Hillary Clinton, who's claimed fandom for both the Chicago Cubs and New York Yankees in her political life, told Access Hollywood in an interview Tuesday that she wants to see the Cubs in the World Series.

"If you're commander-in-chief, can you place an executive order to make sure that the Cubs finally win the World Series and end the Curse of the Billy Goat?" Access host Kit Hoover asked. "Can we do this?"

"I hope so," Clinton said, smiling. "I'm really researching this, because it would be ideal if I were the nominee for this to happen in 2016. Wouldn't that be the best?"

"The best," Hoover said.

"But it would be a dream to have the Cubs in the World Series, and regardless of whether I'm in the White House or not, to try to get a seat to be there in the bleachers and cheer them on," she said.

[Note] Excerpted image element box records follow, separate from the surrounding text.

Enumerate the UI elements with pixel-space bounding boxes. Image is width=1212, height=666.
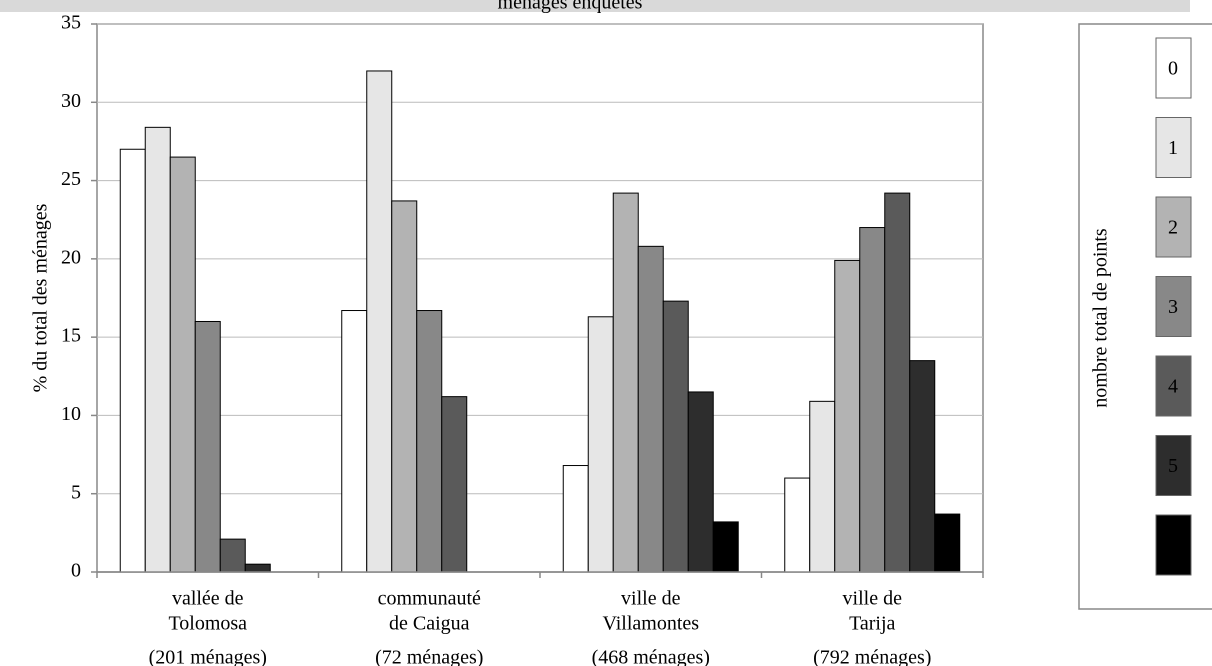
- bar: [366, 70, 393, 573]
- bar: [244, 563, 271, 573]
- bar: [784, 477, 811, 573]
- legend-swatch: [1155, 117, 1192, 178]
- title-band: [0, 0, 1190, 12]
- bar: [612, 192, 639, 573]
- bar: [562, 465, 589, 573]
- x-tick-note: (201 ménages): [149, 647, 267, 666]
- bar: [834, 259, 861, 573]
- y-tick-label: 20: [61, 246, 81, 268]
- legend-label: 6: [1168, 535, 1178, 557]
- legend-label: 2: [1168, 217, 1178, 239]
- legend-label: 1: [1168, 137, 1178, 159]
- y-tick-label: 35: [61, 12, 81, 34]
- bar: [391, 200, 418, 573]
- bar: [809, 400, 836, 573]
- bar: [859, 227, 886, 573]
- legend-swatch: [1155, 276, 1192, 337]
- y-tick-label: 15: [61, 325, 81, 347]
- bar: [144, 126, 171, 573]
- y-tick-label: 10: [61, 403, 81, 425]
- bar: [119, 148, 146, 573]
- y-axis-label: % du total des ménages: [30, 203, 52, 392]
- legend-label: 0: [1168, 58, 1178, 80]
- y-tick-label: 5: [71, 481, 81, 503]
- bar: [416, 310, 443, 573]
- x-tick-label: ville de: [843, 588, 903, 610]
- x-tick-note: (468 ménages): [592, 647, 710, 666]
- y-tick-label: 30: [61, 90, 81, 112]
- bar: [712, 521, 739, 573]
- bar: [934, 513, 961, 573]
- x-tick-label: ville de: [621, 588, 681, 610]
- legend-label: 4: [1168, 376, 1178, 398]
- legend-swatch: [1155, 355, 1192, 417]
- x-tick-label: vallée de: [172, 588, 244, 610]
- bar: [909, 360, 936, 573]
- x-tick-label: Villamontes: [602, 613, 699, 635]
- x-tick-note: (72 ménages): [375, 647, 483, 666]
- chart-title: ménages enquêtés: [498, 0, 643, 14]
- y-tick-label: 0: [71, 560, 81, 582]
- bar: [441, 396, 468, 573]
- legend-label: 5: [1168, 455, 1178, 477]
- bar: [194, 320, 221, 573]
- x-tick-label: communauté: [378, 588, 481, 610]
- bar: [169, 156, 196, 573]
- bar: [341, 310, 368, 573]
- legend-title: nombre total de points: [1090, 228, 1112, 408]
- x-tick-note: (792 ménages): [813, 647, 931, 666]
- bar: [637, 245, 664, 573]
- x-tick-label: de Caigua: [389, 613, 470, 635]
- bar: [662, 300, 689, 573]
- legend-swatch: [1155, 514, 1192, 576]
- bar: [587, 316, 614, 573]
- y-tick-label: 25: [61, 168, 81, 190]
- legend-swatch: [1155, 196, 1192, 258]
- x-tick-label: Tolomosa: [168, 613, 247, 635]
- bar: [219, 538, 246, 573]
- bar: [687, 391, 714, 573]
- x-tick-label: Tarija: [849, 613, 895, 635]
- bar: [884, 192, 911, 573]
- legend-swatch: [1155, 37, 1192, 99]
- legend-label: 3: [1168, 296, 1178, 318]
- legend-swatch: [1155, 435, 1192, 496]
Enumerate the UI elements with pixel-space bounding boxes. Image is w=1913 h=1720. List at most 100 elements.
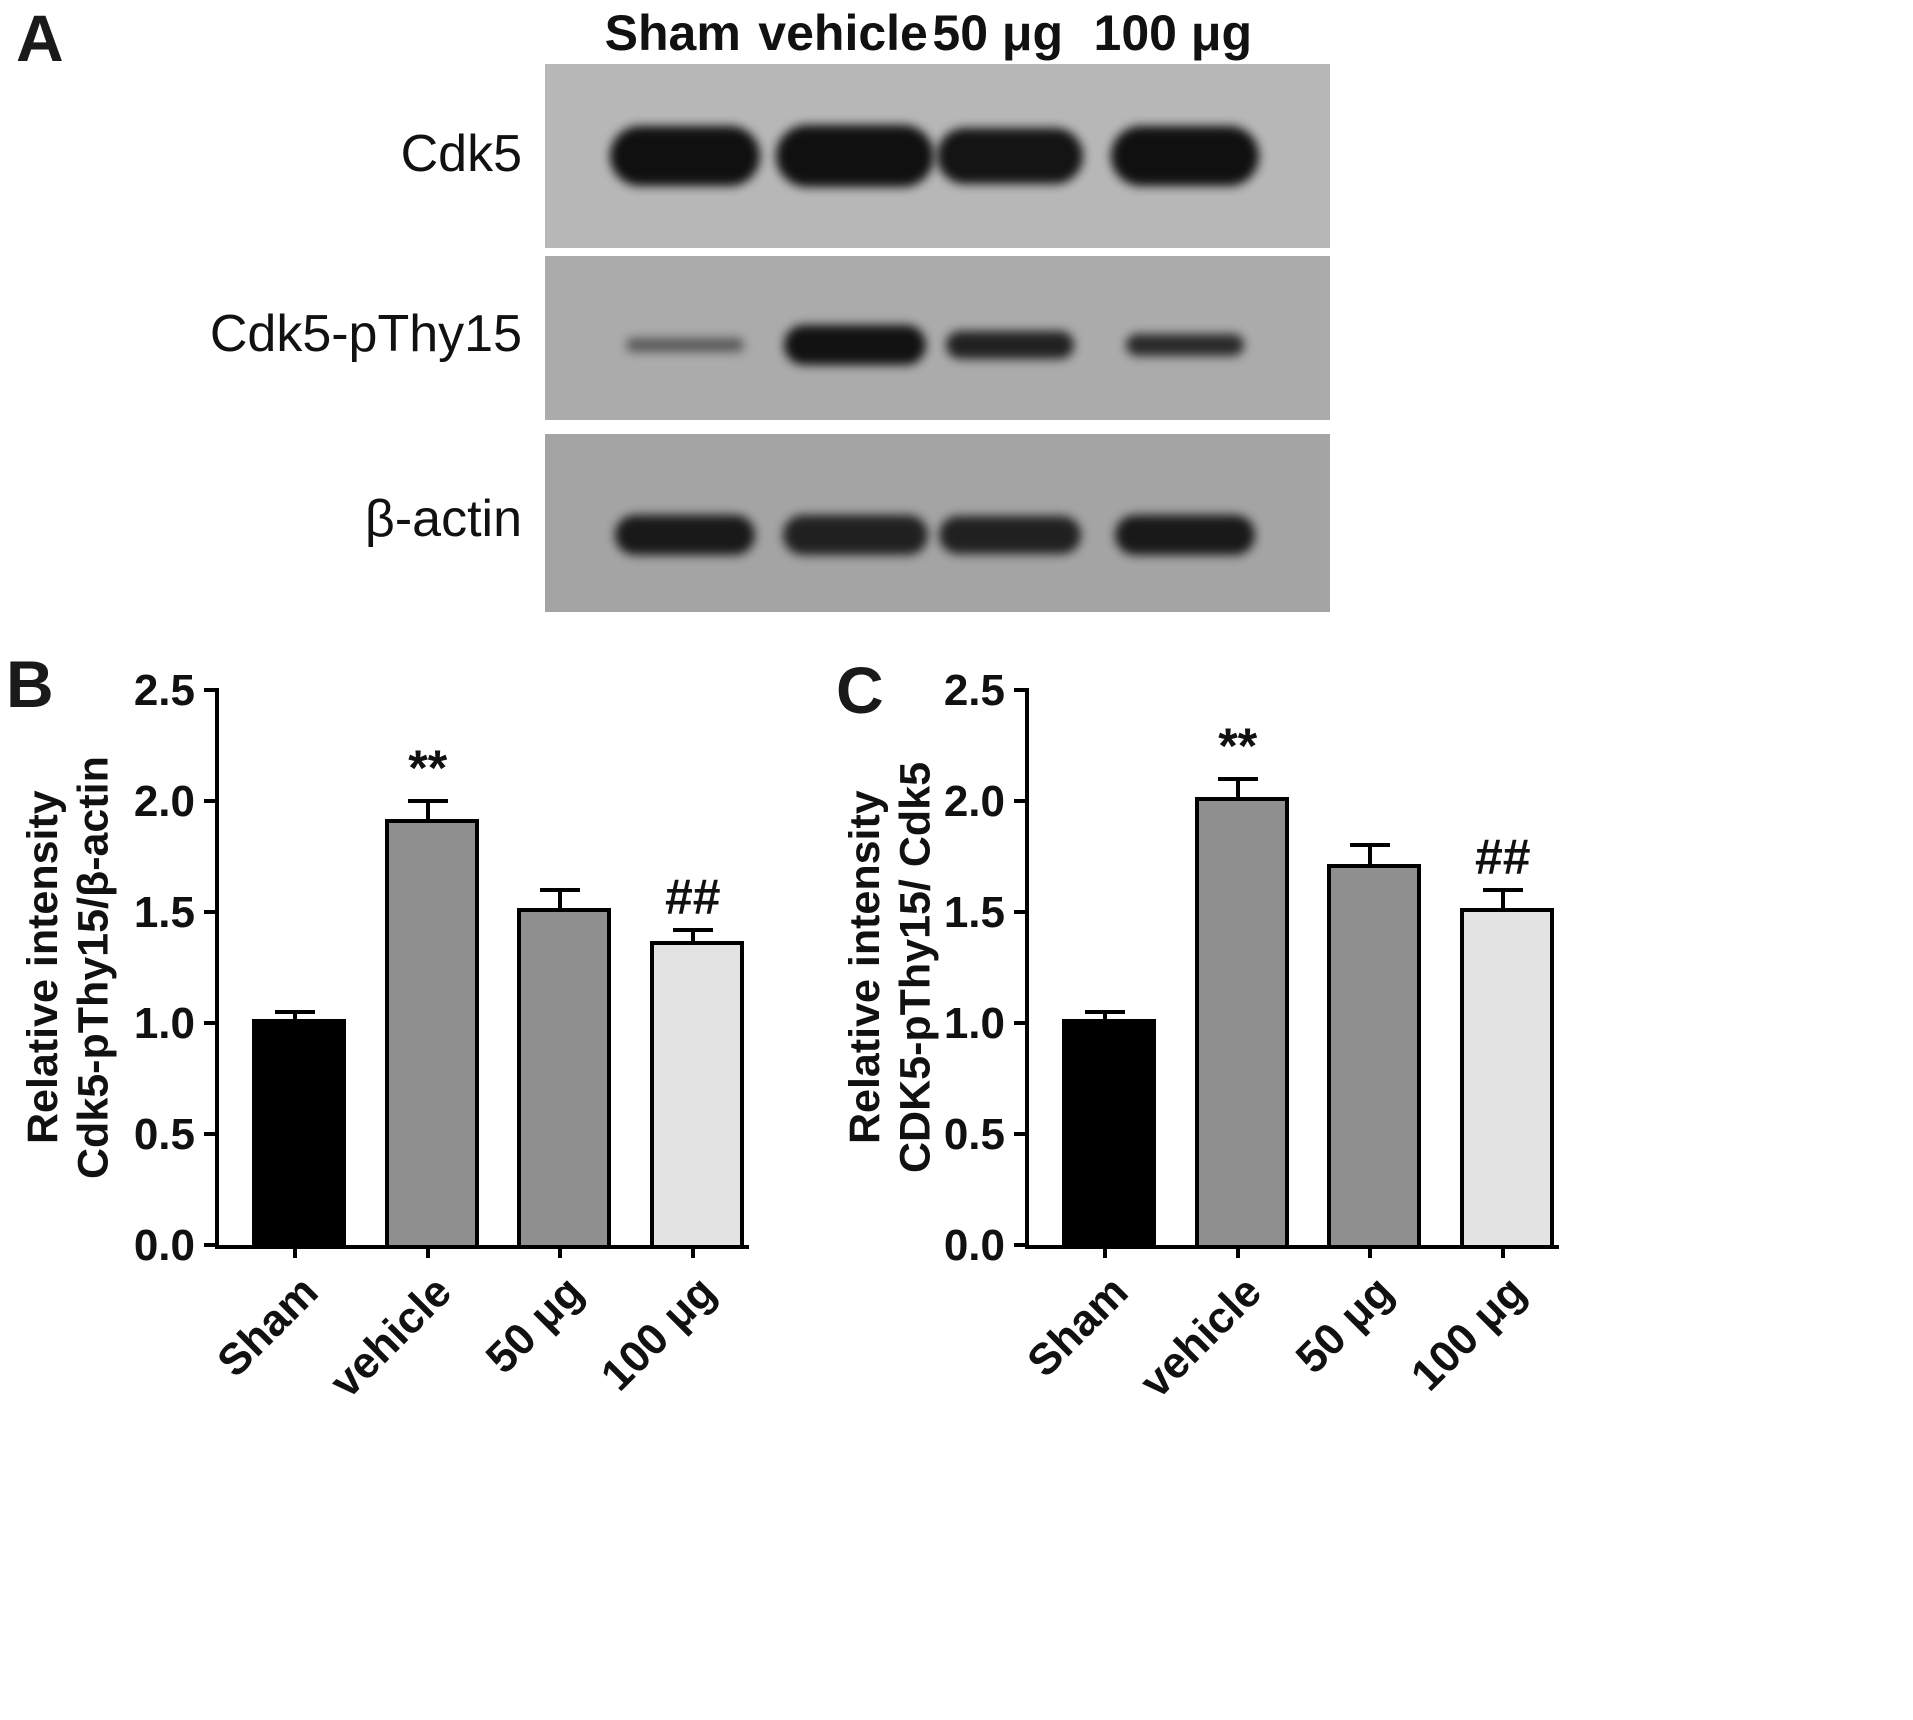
error-bar-line (1103, 1011, 1108, 1023)
x-tick-label: vehicle (320, 1267, 461, 1408)
y-tick (204, 1132, 219, 1136)
error-bar-line (1368, 845, 1373, 868)
blot-band (625, 337, 744, 352)
lane-header: Sham (604, 5, 741, 61)
y-tick (204, 1021, 219, 1025)
x-tick (1500, 1245, 1505, 1258)
bar-chart-b: 0.0 0.5 1.0 1.5 2.0 2.5 Sham vehicle ** 50 μg 100 … (134, 669, 749, 1407)
blot-band (784, 324, 927, 365)
y-tick (1014, 799, 1029, 803)
blot-row-label-cdk5: Cdk5 (400, 125, 522, 183)
error-bar-line (558, 889, 563, 912)
y-tick (204, 1243, 219, 1247)
y-tick (1014, 1132, 1029, 1136)
error-bar-cap (275, 1009, 316, 1014)
panel-c-label: C (836, 653, 884, 727)
error-bar-cap (1350, 843, 1391, 848)
error-bar-line (425, 801, 430, 824)
error-bar-line (293, 1011, 298, 1023)
blot-band (1114, 515, 1255, 556)
error-bar-line (1500, 889, 1505, 912)
y-tick-label: 2.5 (133, 666, 195, 715)
y-axis-title-b-line1: Relative intensity (19, 790, 67, 1145)
blot-band (782, 515, 928, 556)
panel-b-label: B (6, 647, 54, 721)
y-tick (1014, 1021, 1029, 1025)
y-tick (204, 799, 219, 803)
blot-band (609, 126, 760, 186)
error-bar-cap (672, 927, 713, 932)
bar-50 μg (517, 908, 612, 1245)
y-tick (204, 910, 219, 914)
y-tick-label: 0.0 (133, 1221, 195, 1270)
x-tick-label: 100 μg (1402, 1267, 1536, 1401)
significance-annotation: ** (408, 740, 448, 796)
significance-annotation: ## (664, 868, 721, 925)
x-tick-label: 50 μg (1286, 1267, 1403, 1383)
blot-band (945, 330, 1074, 359)
lane-header: vehicle (758, 5, 928, 61)
significance-annotation: ## (1474, 828, 1531, 885)
x-tick (1235, 1245, 1240, 1258)
y-tick (1014, 1243, 1029, 1247)
y-tick (1014, 688, 1029, 692)
bar-vehicle (1194, 797, 1289, 1245)
x-tick (1103, 1245, 1108, 1258)
x-tick (558, 1245, 563, 1258)
x-tick-label: 100 μg (592, 1267, 726, 1401)
blot-strip-cdk5-pthy15 (545, 256, 1330, 420)
bar-Sham (1062, 1019, 1157, 1245)
x-tick-label: Sham (208, 1267, 328, 1387)
y-tick (1014, 910, 1029, 914)
y-axis-title-c-line1: Relative intensity (841, 790, 889, 1145)
y-axis-title-c: Relative intensity CDK5-pThy15/ Cdk5 (840, 690, 941, 1245)
x-tick (690, 1245, 695, 1258)
x-tick (1368, 1245, 1373, 1258)
blot-band (776, 125, 935, 187)
x-tick-label: vehicle (1130, 1267, 1271, 1408)
x-tick (293, 1245, 298, 1258)
lane-header: 100 μg (1093, 5, 1252, 61)
blot-row-label-beta-actin: β-actin (364, 490, 522, 548)
blot-band (936, 128, 1083, 184)
blot-strip-beta-actin (545, 434, 1330, 612)
y-tick-label: 1.0 (133, 999, 195, 1048)
blot-band (1110, 126, 1259, 186)
error-bar-cap (1482, 887, 1523, 892)
panel-a-label: A (16, 1, 64, 75)
y-axis-title-b-line2: Cdk5-pThy15/β-actin (69, 756, 118, 1179)
y-tick-label: 1.5 (133, 888, 195, 937)
y-tick-label: 0.0 (943, 1221, 1005, 1270)
error-bar-line (690, 929, 695, 946)
error-bar-cap (1217, 776, 1258, 781)
x-tick (425, 1245, 430, 1258)
bar-Sham (252, 1019, 347, 1245)
blot-row-label-cdk5-pthy15: Cdk5-pThy15 (209, 305, 522, 363)
significance-annotation: ** (1218, 717, 1258, 774)
y-tick (204, 688, 219, 692)
y-tick-label: 0.5 (133, 1110, 195, 1159)
y-tick-label: 1.0 (943, 999, 1005, 1048)
blot-band (1125, 333, 1244, 356)
y-axis-title-b: Relative intensity Cdk5-pThy15/β-actin (18, 690, 119, 1245)
y-tick-label: 2.5 (943, 666, 1005, 715)
x-tick-label: 50 μg (476, 1267, 593, 1383)
blot-band (614, 515, 755, 556)
x-tick-label: Sham (1018, 1267, 1138, 1387)
bar-100 μg (649, 941, 744, 1245)
bar-chart-c: 0.0 0.5 1.0 1.5 2.0 2.5 Sham vehicle ** 50 μg 100 … (944, 669, 1559, 1407)
error-bar-cap (407, 799, 448, 803)
lane-header: 50 μg (932, 5, 1064, 61)
blot-strip-cdk5 (545, 64, 1330, 248)
y-tick-label: 2.0 (943, 777, 1005, 826)
y-axis-title-c-line2: CDK5-pThy15/ Cdk5 (891, 762, 940, 1173)
y-tick-label: 2.0 (133, 777, 195, 826)
bar-50 μg (1327, 863, 1422, 1245)
bar-vehicle (384, 819, 479, 1245)
blot-band (938, 516, 1081, 555)
error-bar-cap (540, 887, 581, 892)
error-bar-cap (1085, 1009, 1126, 1014)
error-bar-line (1235, 778, 1240, 801)
y-tick-label: 1.5 (943, 888, 1005, 937)
y-tick-label: 0.5 (943, 1110, 1005, 1159)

Clinton's pandering to New York fans while she was still first lady and mulling a run for the U.S. Senate was controversial even then. A 1999 New York Times article refers to a "classic Clintonian gesture" for her claiming loyalty to both storied franchises, even though she was born and raised in Chicago:

If Hillary Rodham Clinton was looking for a way to get under Rudolph W. Giuliani's skin, she may have found it today. She claimed lifelong allegiance to the New York Yankees, the Mayor's hometown team; pulled a Yankees cap over her hair, and used the power of her out-of-town address to pose with the Bronx Bombers on her own turf.

''The fact is, I've always been a Yankees fan,'' the First Lady, who was born and bred in Chicago, asserted this morning to Katie Couric on NBC's ''Today Show'' in anticipation of the championship team's visit to the White House this evening. When the puzzled Ms. Couric said she thought Mrs. Clinton was a lifelong Chicago Cubs fan, the First Lady, in a classic Clintonian gesture, quickly claimed loyalty to the Cubs, too.

''I am a Cubs fan,'' said Mrs. Clinton, who threw out the first pitch at Wrigley Field in Chicago on opening day in 1994. ''But I needed an American League team because when you're from Chicago, you cannot root for both the Cubs and the Sox. I mean, there's a dividing line that you can't cross there. So as a young girl, I became very interested and enamored of the Yankees.''

Clinton ultimately ran and won a seat in the Senate in 2000, and she was re-elected in 2006. She could conceivably have it both ways and one day see the Cubs, a National League team, meet the Yankees, an American League one, in the Fall Classic.

The Yankees have swept the Cubs twice in the World Series, in 1932 and 1938. These meetings occurred shortly before Clinton was born, however.